Neurocognitive factors in sensory restoration of early deafness: a connectome model

Abstract

Progress in biomedical technology (cochlear, vestibular, and retinal implants) has led to remarkable success in neurosensory restoration, particularly in the auditory system. However, outcomes vary considerably, even after accounting for comorbidity-for example, after cochlear implantation, some deaf children develop spoken language skills approaching those of their hearing peers, whereas other children fail to do so. Here, we review evidence that auditory deprivation has widespread effects on brain development, affecting the capacity to process information beyond the auditory system. After sensory loss and deafness, the brain's effective connectivity is altered within the auditory system, between sensory systems, and between the auditory system and centres serving higher order neurocognitive functions. As a result, congenital sensory loss could be thought of as a connectome disease, with interindividual variability in the brain's adaptation to sensory loss underpinning much of the observed variation in outcome of cochlear implantation. Different executive functions, sequential processing, and concept formation are at particular risk in deaf children. A battery of clinical tests can allow early identification of neurocognitive risk factors. Intervention strategies that address these impairments with a personalised approach, taking interindividual variations into account, will further improve outcomes.
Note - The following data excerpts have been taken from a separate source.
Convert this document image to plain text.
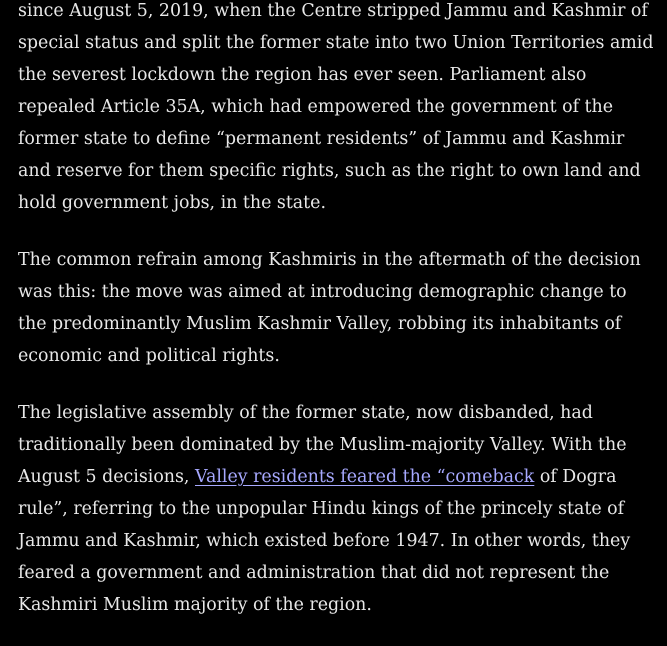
since August 5, 2019, when the Centre stripped Jammu and Kashmir of special status and split the former state into two Union Territories amid the severest lockdown the region has ever seen. Parliament also repealed Article 35A, which had empowered the government of the former state to define “permanent residents” of Jammu and Kashmir and reserve for them specific rights, such as the right to own land and hold government jobs, in the state.

The common refrain among Kashmiris in the aftermath of the decision was this: the move was aimed at introducing demographic change to the predominantly Muslim Kashmir Valley, robbing its inhabitants of economic and political rights.

The legislative assembly of the former state, now disbanded, had traditionally been dominated by the Muslim-majority Valley. With the August 5 decisions, Valley residents feared the “comeback of Dogra rule”, referring to the unpopular Hindu kings of the princely state of Jammu and Kashmir, which existed before 1947. In other words, they feared a government and administration that did not represent the Kashmiri Muslim majority of the region.
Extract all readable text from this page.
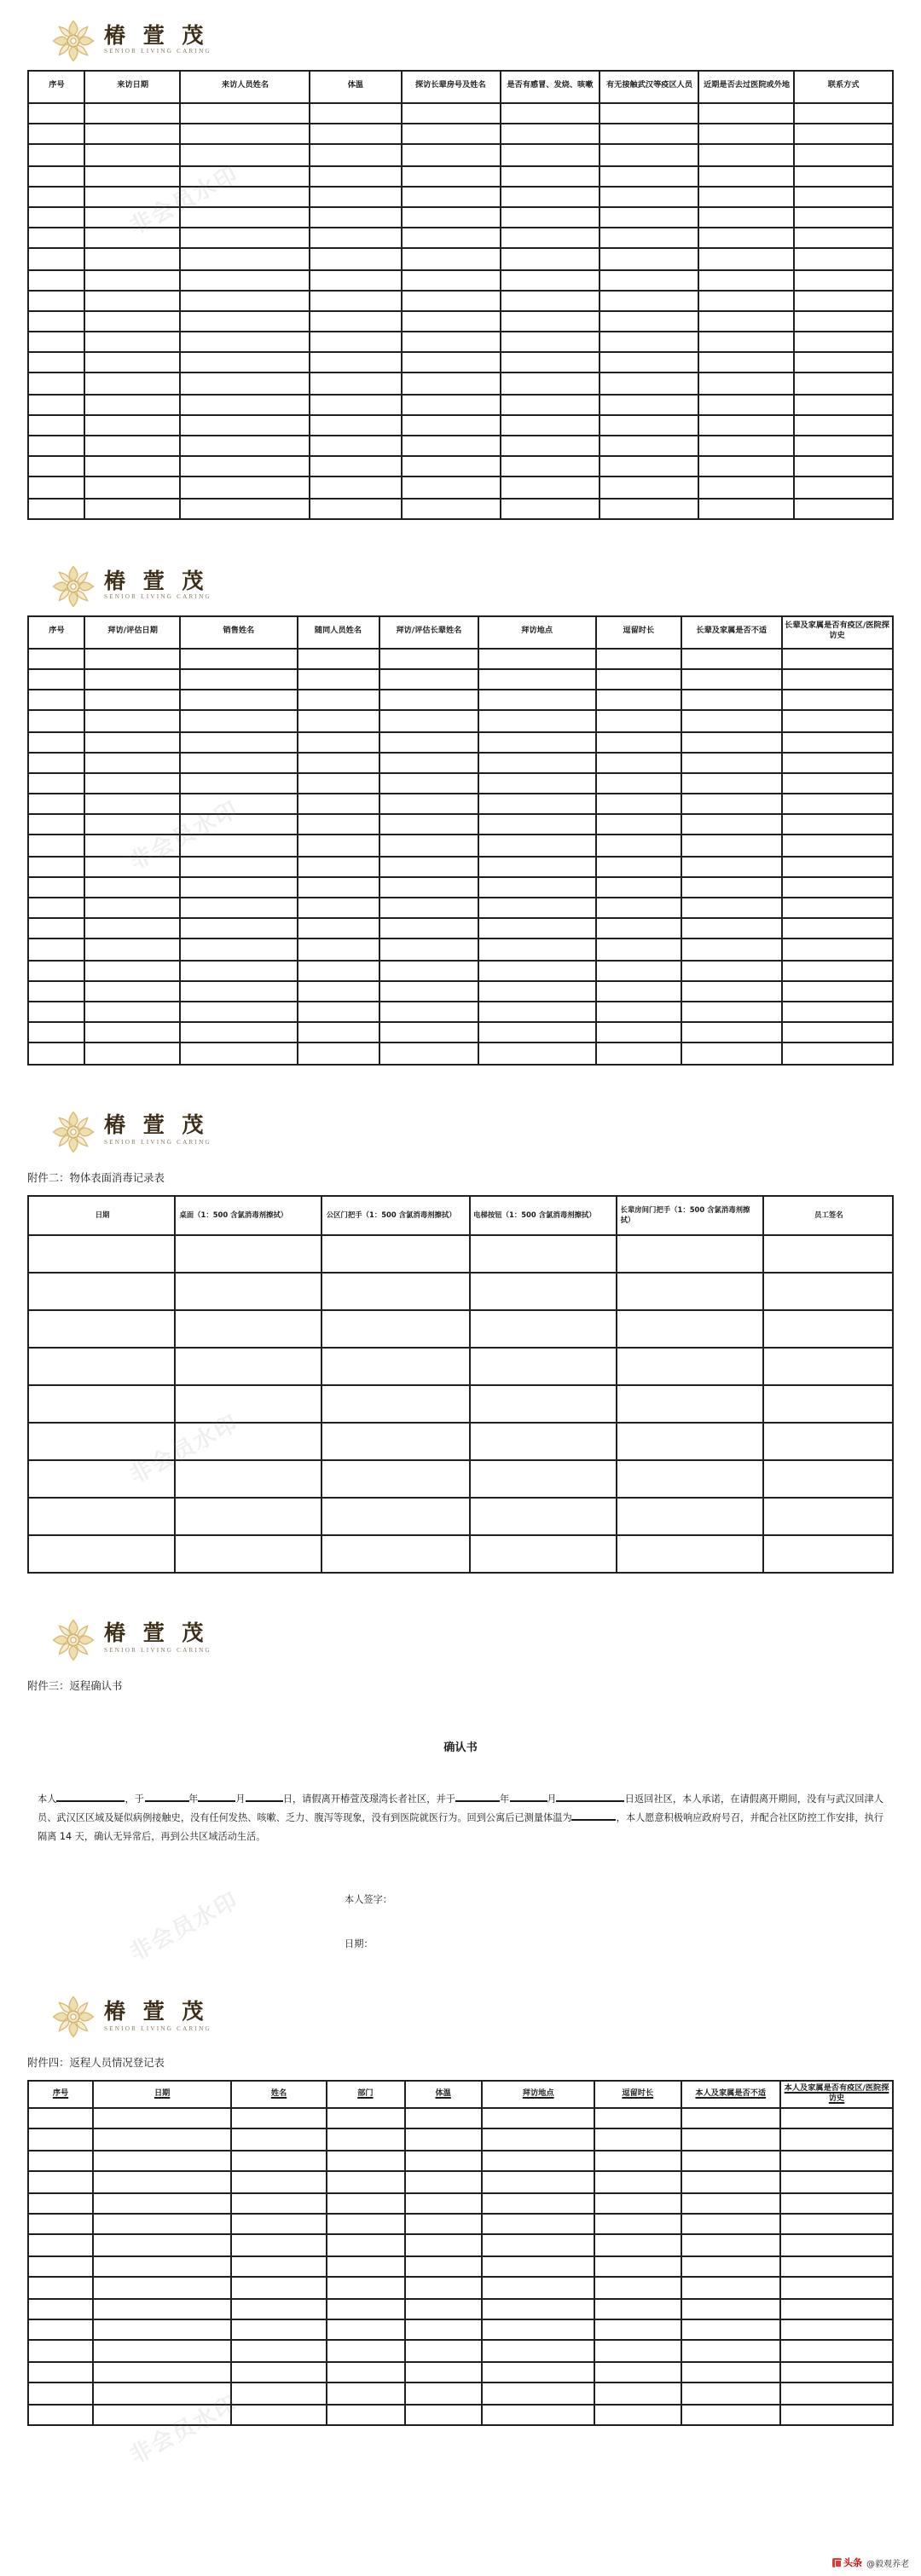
椿 萱 茂
SENIOR LIVING CARING
序号	来访日期	来访人员姓名	体温	探访长辈房号及姓名	是否有感冒、发烧、咳嗽	有无接触武汉等疫区人员	近期是否去过医院或外地	联系方式

椿 萱 茂
SENIOR LIVING CARING
序号	拜访/评估日期	销售姓名	随同人员姓名	拜访/评估长辈姓名	拜访地点	逗留时长	长辈及家属是否不适	长辈及家属是否有疫区/医院探访史

椿 萱 茂
SENIOR LIVING CARING
附件二：物体表面消毒记录表
日期	桌面（1：500 含氯消毒剂擦拭）	公区门把手（1：500 含氯消毒剂擦拭）	电梯按钮（1：500 含氯消毒剂擦拭）	长辈房间门把手（1：500 含氯消毒剂擦拭）	员工签名

椿 萱 茂
SENIOR LIVING CARING
附件三：返程确认书
确认书
本人	，于	年	月	日，请假离开椿萱茂璟湾长者社区，并于	年	月	日返回社区，本人承诺，在请假离开期间，没有与武汉回津人员、武汉区区域及疑似病例接触史，没有任何发热、咳嗽、乏力、腹泻等现象，没有到医院就医行为。回到公寓后已测量体温为	，本人愿意积极响应政府号召，并配合社区防控工作安排，执行隔离 14 天，确认无异常后，再到公共区域活动生活。
本人签字：
日期：
椿 萱 茂
SENIOR LIVING CARING
附件四：返程人员情况登记表
序号	日期	姓名	部门	体温	拜访地点	逗留时长	本人及家属是否不适	本人及家属是否有疫区/医院探访史

头条 @毅观养老
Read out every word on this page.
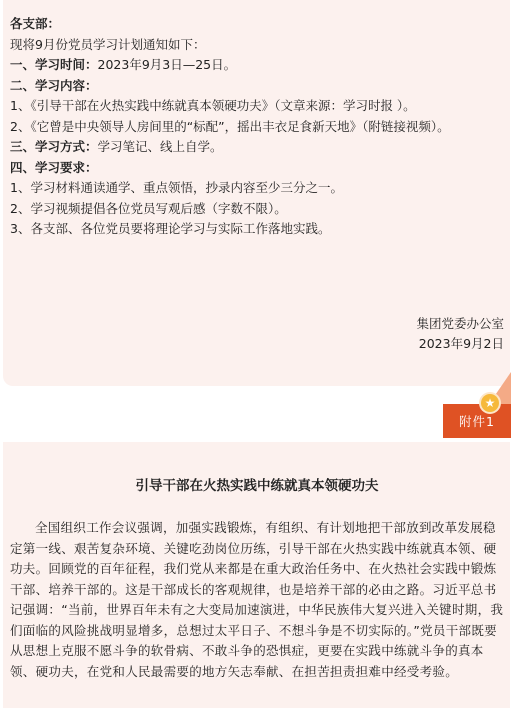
各支部：

现将9月份党员学习计划通知如下：

一、学习时间：2023年9月3日—25日。

二、学习内容：

1、《引导干部在火热实践中练就真本领硬功夫》（文章来源：学习时报 ）。

2、《它曾是中央领导人房间里的“标配”，摇出丰衣足食新天地》（附链接视频）。

三、学习方式：学习笔记、线上自学。

四、学习要求：

1、学习材料通读通学、重点领悟，抄录内容至少三分之一。

2、学习视频提倡各位党员写观后感（字数不限）。

3、各支部、各位党员要将理论学习与实际工作落地实践。

集团党委办公室
2023年9月2日
附件1
★
引导干部在火热实践中练就真本领硬功夫

全国组织工作会议强调，加强实践锻炼，有组织、有计划地把干部放到改革发展稳定第一线、艰苦复杂环境、关键吃劲岗位历练，引导干部在火热实践中练就真本领、硬功夫。回顾党的百年征程，我们党从来都是在重大政治任务中、在火热社会实践中锻炼干部、培养干部的。这是干部成长的客观规律，也是培养干部的必由之路。习近平总书记强调：“当前，世界百年未有之大变局加速演进，中华民族伟大复兴进入关键时期，我们面临的风险挑战明显增多，总想过太平日子、不想斗争是不切实际的。”党员干部既要从思想上克服不愿斗争的软骨病、不敢斗争的恐惧症，更要在实践中练就斗争的真本领、硬功夫，在党和人民最需要的地方矢志奉献、在担苦担责担难中经受考验。
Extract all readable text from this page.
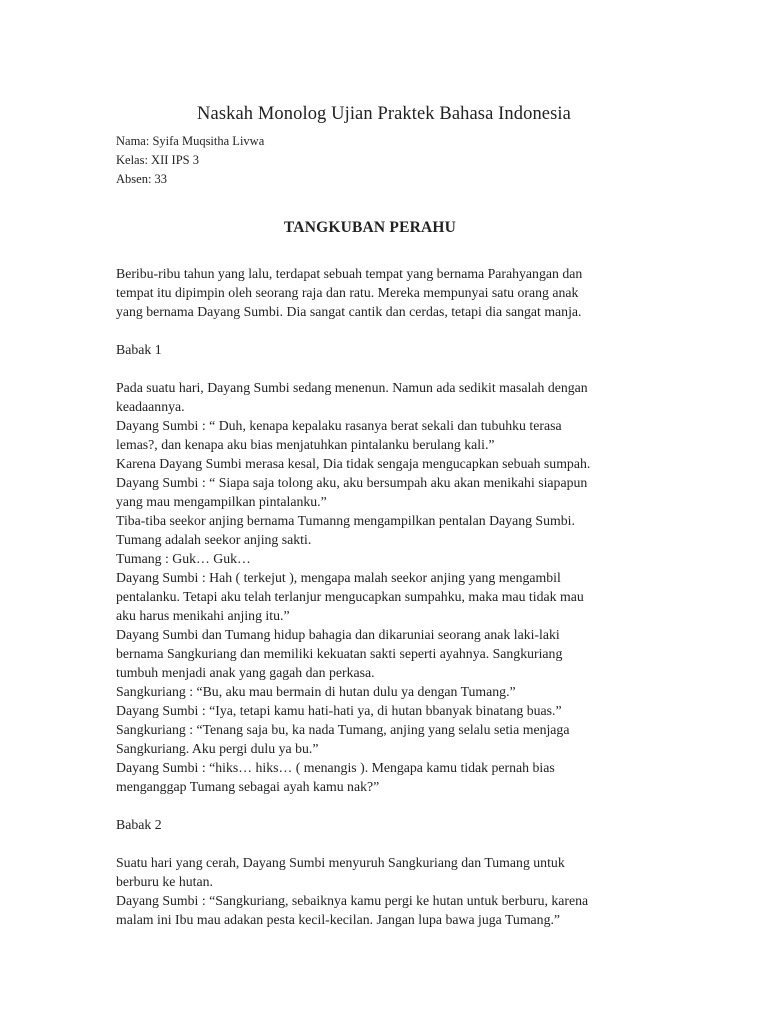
Naskah Monolog Ujian Praktek Bahasa Indonesia
Nama: Syifa Muqsitha Livwa
Kelas: XII IPS 3
Absen: 33
TANGKUBAN PERAHU
Beribu-ribu tahun yang lalu, terdapat sebuah tempat yang bernama Parahyangan dan
tempat itu dipimpin oleh seorang raja dan ratu. Mereka mempunyai satu orang anak
yang bernama Dayang Sumbi. Dia sangat cantik dan cerdas, tetapi dia sangat manja.
Babak 1
Pada suatu hari, Dayang Sumbi sedang menenun. Namun ada sedikit masalah dengan
keadaannya.
Dayang Sumbi : “ Duh, kenapa kepalaku rasanya berat sekali dan tubuhku terasa
lemas?, dan kenapa aku bias menjatuhkan pintalanku berulang kali.”
Karena Dayang Sumbi merasa kesal, Dia tidak sengaja mengucapkan sebuah sumpah.
Dayang Sumbi : “ Siapa saja tolong aku, aku bersumpah aku akan menikahi siapapun
yang mau mengampilkan pintalanku.”
Tiba-tiba seekor anjing bernama Tumanng mengampilkan pentalan Dayang Sumbi.
Tumang adalah seekor anjing sakti.
Tumang : Guk… Guk…
Dayang Sumbi : Hah ( terkejut ), mengapa malah seekor anjing yang mengambil
pentalanku. Tetapi aku telah terlanjur mengucapkan sumpahku, maka mau tidak mau
aku harus menikahi anjing itu.”
Dayang Sumbi dan Tumang hidup bahagia dan dikaruniai seorang anak laki-laki
bernama Sangkuriang dan memiliki kekuatan sakti seperti ayahnya. Sangkuriang
tumbuh menjadi anak yang gagah dan perkasa.
Sangkuriang : “Bu, aku mau bermain di hutan dulu ya dengan Tumang.”
Dayang Sumbi : “Iya, tetapi kamu hati-hati ya, di hutan bbanyak binatang buas.”
Sangkuriang : “Tenang saja bu, ka nada Tumang, anjing yang selalu setia menjaga
Sangkuriang. Aku pergi dulu ya bu.”
Dayang Sumbi : “hiks… hiks… ( menangis ). Mengapa kamu tidak pernah bias
menganggap Tumang sebagai ayah kamu nak?”
Babak 2
Suatu hari yang cerah, Dayang Sumbi menyuruh Sangkuriang dan Tumang untuk
berburu ke hutan.
Dayang Sumbi : “Sangkuriang, sebaiknya kamu pergi ke hutan untuk berburu, karena
malam ini Ibu mau adakan pesta kecil-kecilan. Jangan lupa bawa juga Tumang.”
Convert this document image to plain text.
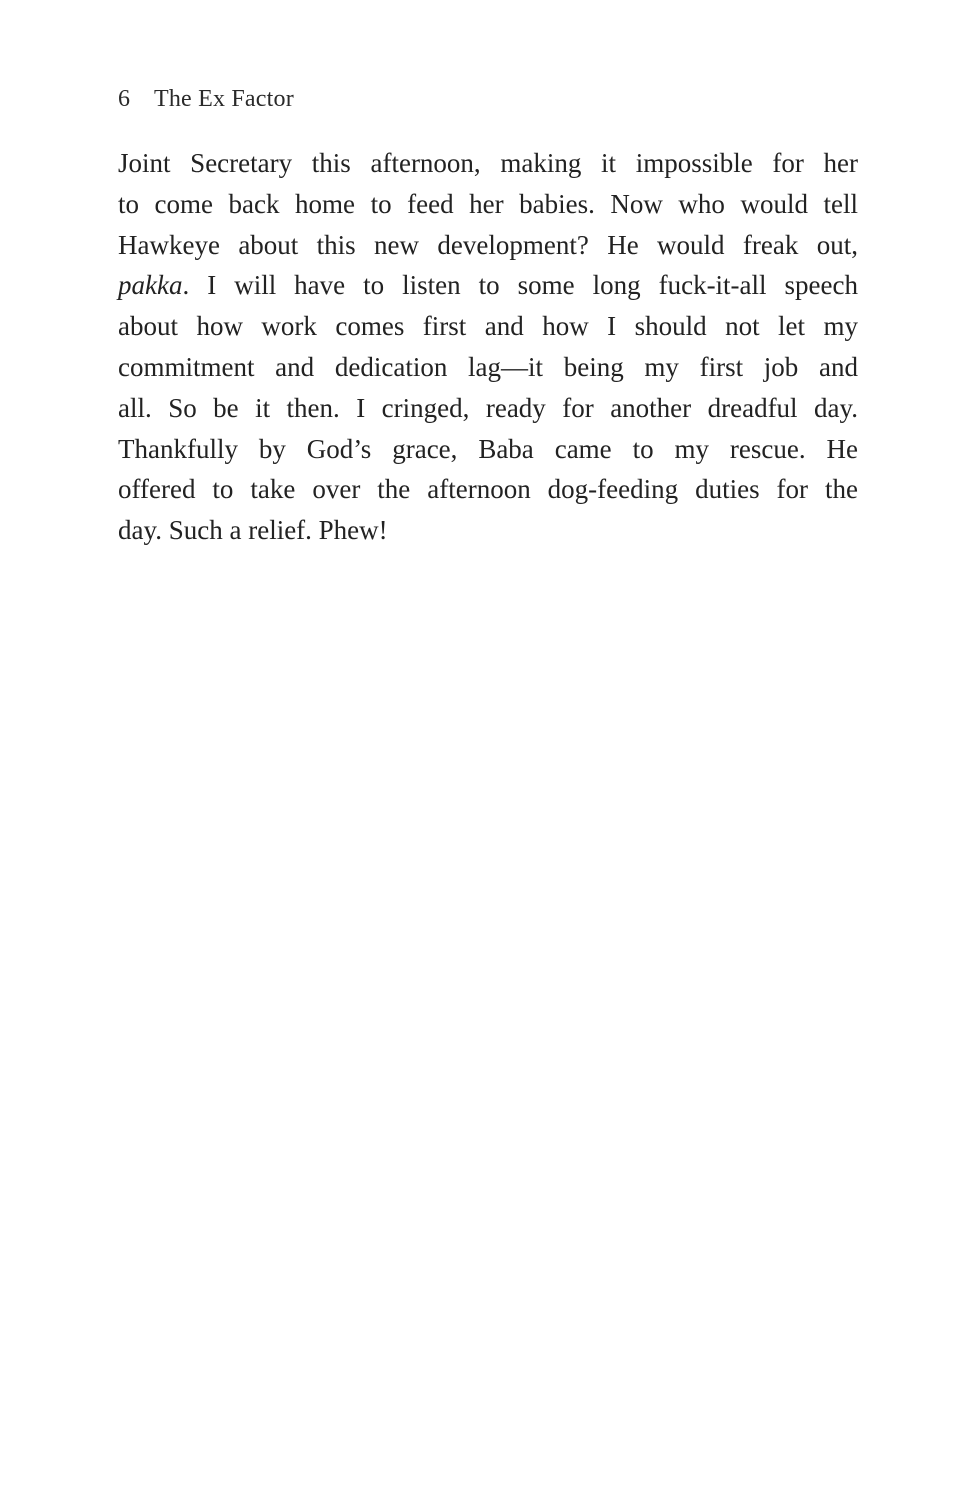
6 The Ex Factor
Joint Secretary this afternoon, making it impossible for her
to come back home to feed her babies. Now who would tell
Hawkeye about this new development? He would freak out,
pakka. I will have to listen to some long fuck-it-all speech
about how work comes first and how I should not let my
commitment and dedication lag—it being my first job and
all. So be it then. I cringed, ready for another dreadful day.
Thankfully by God’s grace, Baba came to my rescue. He
offered to take over the afternoon dog-feeding duties for the
day. Such a relief. Phew!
Figure 1:. Neurosensory restoration with prosthetic devices

Cochlear implants consist of internal (A, B) and external (A, C) components. The spiral ganglion and fibres of the auditory nerve (green, B) are the targets for stimulation, bypassing the non-functional organ of Corti (red, B). Activation of the implant generates an electrical response in selective auditory nerve fibres (B), which is carried to the auditory cortex (green, C) and interpreted as an auditory percept. The auditory cortex (C) is shown on the same side as the implant for illustrative purposes, but in reality the projection is mainly contralateral.

Figure 2:. Developmental events generating the brain’s connectome and auditory function

(A) Simplified sequence of selected human developmental processes depending on function and sensory input relative to onset of hearing and birth. (B) Schematic showing that functionality of the auditory system increases during development. Prenatal deafness (green) has the greatest effect on potential functionality. Congenital deafness (red) prevents many maturational steps. Early therapy (dotted lines) within the sensitive period can exploit juvenile plasticity and allows for large improvements in function. Late therapy (dashed lines) shows sufficient outcomes only with late onset of deafness (blue).

Figure 3:. Auditory component of the brain’s connectome in cats

Data taken from ref 15. Illustration of cortical anatomical connections in hearing cats (A) and congenitally deaf cats (B). The red dot (primary auditory field) depicts the area of placement of the dye to stain the connections. The strength of connections (black lines) is proportional to the line thickness. Ectopic connections (not found in hearing controls) are shown by red lines. The percentages represent the proportion compared with all connections of the given area. BA=Brodmann area.

Figure 4:. Auditory component of the human brain’s connectome

Illustration of interactions of the human auditory cortex with higher order areas involved in cognitive functions. Locations of the functions on the brain are schematic. Bottom-up connections are shown in green, top-down in red. The thickness of the lines does not reflect connection strength. The speech processor and the active cortex are shown on the same side of the brain for illustration purposes.

Figure 5:. Whisker plot of LEAF questionnaire findings in children with early cochlear implant and controls

Data taken from reference 47. Children with cochlear implants are shown in red and age-matched controls with normal hearing in blue. Individual datapoints are depicted as circles; dotted vertical lines show the range of the data (not including outliers beyond 99·3% of the whole population); the box depicts the IQR; the horizontal intersection line signifies the median; statistical outliers are marked by a cross. LEAF scores are raw scores based on sums of items as rated by parents. Scores range from 0 to 15 and are criteria-referenced, with 0–4 denoting no significant problem, 5–9 denoting a mild or borderline problem, and ≥10 denoting a problem in the area assessed by the LEAF subscale. LEAF=Learning, Executive, and Attention Functioning Scale. *Difference between controls and children with cochlear implant, p<0·05. †Difference between controls and children with cochlear implant, p<0·001.